The Dag asks:

Why is Aphrodite considered an Olympian instead of a Titan?

Well.  Hesiod doesn’t give a definitive list of “the Olympians” in the Theogony, and it’s the Theogony that claims Aphrodite was born of the blood of Ouranos – Homer says in the Iliad that she’s a daughter of Zeus.  In fact, I don’t think anyone gives a definitive list of “the Olympians” until the Hellenistic period.  The Homeric Hymn to Hermes mentions that there are twelve of them, but doesn’t say which twelve, except that Hermes isn’t one of them (because the Hymn is about Hermes’ ascent to godhood).  The idea that there are twelve of them is persistent in ritual, but it doesn’t seem like anyone thought it was particularly important to come to a firm agreement about who the twelve actually were (Herodorus’ list of the twelve gods to whom Heracles made sacrifices at Olympia includes Kronos, Rheia and Alpheios, who would never make it onto any modern list of “the twelve Olympian gods”).  It’s also perfectly acceptable in Greek poetry to refer to a whole bunch of minor deities, notably the Muses, as “Olympian” (often it’s really just a synonym for “divine”).  So “Olympian” is fuzzy and you can get away with throwing a whole lot of people in there.

“Titan,” on the other hand, is pretty specific.  Hesiod claims that “Titan” was a name given to them by Ouranos, and he derives it from τιταίνω, to stretch or strain, and τίσις, vengeance (which is probably not the real etymology, but it’s what he believed, at any rate), so I think in his mind “Titans” only means the twelve children of Gaia and Ouranos who rebelled against the rule of their father, whom he explicitly lists: Kronos, Rhea, Koios, Phoebe, Hyperion, Theia, Iapetos, Mnemosyne, Kreios, Themis, Okeanos and Tethys.  There are other, different lists of the Titans given by other ancient authors (Apollodorus adds Dione, the mother of Aphrodite in the Homeric tradition, for a total of thirteen; the sixth Clementine Homily seems to think that Demeter was a Titan, but this is a Christian text citing pagan myth in order to discredit it, so it could conceivably have some details muddled).  Today we often consider several of their more famous children to be “Titans” as well – notably Atlas, Prometheus, Epimetheus, Leto, Helios, Selene and Hekate, or even more distant descendants like Calypso – but to be honest I can’t find an ancient source that actually calls any of them “Titans” so I’m not sure when that starts; it could be in the scholia or something.  So the short answer is simply that, despite belonging to an earlier generation than the other “Olympians” in Hesiod’s version of the creation myth, there is no tradition I’m aware of that ever says Aphrodite was part of the rebellion against Ouranos.  It also helps that Aphrodite literally lives on Olympus, which the Titans traditionally didn’t – according to Hesiod they hung out on Mount Othrys (which like Olympus is the name of a real mountain in Greece; it kind of faces Mount Olympus across the plain of Thessaly).
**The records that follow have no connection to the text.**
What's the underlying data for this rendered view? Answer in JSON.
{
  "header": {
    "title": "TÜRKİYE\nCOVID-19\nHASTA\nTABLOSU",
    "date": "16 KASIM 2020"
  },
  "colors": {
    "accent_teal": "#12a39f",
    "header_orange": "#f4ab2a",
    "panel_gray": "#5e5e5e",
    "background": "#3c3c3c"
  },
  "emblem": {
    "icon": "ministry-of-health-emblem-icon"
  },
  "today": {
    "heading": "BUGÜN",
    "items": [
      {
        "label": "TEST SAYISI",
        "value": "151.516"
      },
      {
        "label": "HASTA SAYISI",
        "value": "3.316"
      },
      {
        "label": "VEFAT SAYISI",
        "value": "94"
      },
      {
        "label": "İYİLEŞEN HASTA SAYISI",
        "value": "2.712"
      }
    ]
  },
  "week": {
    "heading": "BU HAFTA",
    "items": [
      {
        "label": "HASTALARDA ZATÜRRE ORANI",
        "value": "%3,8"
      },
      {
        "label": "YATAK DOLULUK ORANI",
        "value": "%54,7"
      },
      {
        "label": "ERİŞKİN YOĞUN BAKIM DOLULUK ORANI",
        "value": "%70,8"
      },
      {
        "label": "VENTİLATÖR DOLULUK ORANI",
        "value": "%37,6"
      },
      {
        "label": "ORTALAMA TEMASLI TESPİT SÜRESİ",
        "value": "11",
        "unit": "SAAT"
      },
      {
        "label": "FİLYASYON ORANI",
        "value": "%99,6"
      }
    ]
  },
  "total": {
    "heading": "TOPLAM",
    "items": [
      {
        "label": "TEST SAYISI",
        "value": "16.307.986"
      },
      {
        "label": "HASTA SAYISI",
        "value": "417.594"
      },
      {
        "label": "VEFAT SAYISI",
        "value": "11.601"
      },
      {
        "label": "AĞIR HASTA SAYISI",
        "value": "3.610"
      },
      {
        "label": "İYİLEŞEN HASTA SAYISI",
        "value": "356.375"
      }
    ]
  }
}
One thought on “The Dag asks:

  1. And then there’s Hades, who isn’t an Olympian due to staying as far away from his extended family’s nonsense as he possibly can, in pretty much every way he can. Remember, that one dude with the lyre was basically asking Hades to not do his job. He was well within his rights to just straight-up deny the request; the chicanery was merely to assuage his conscience on the matter, which involved actually HAVING a conscience in the first place.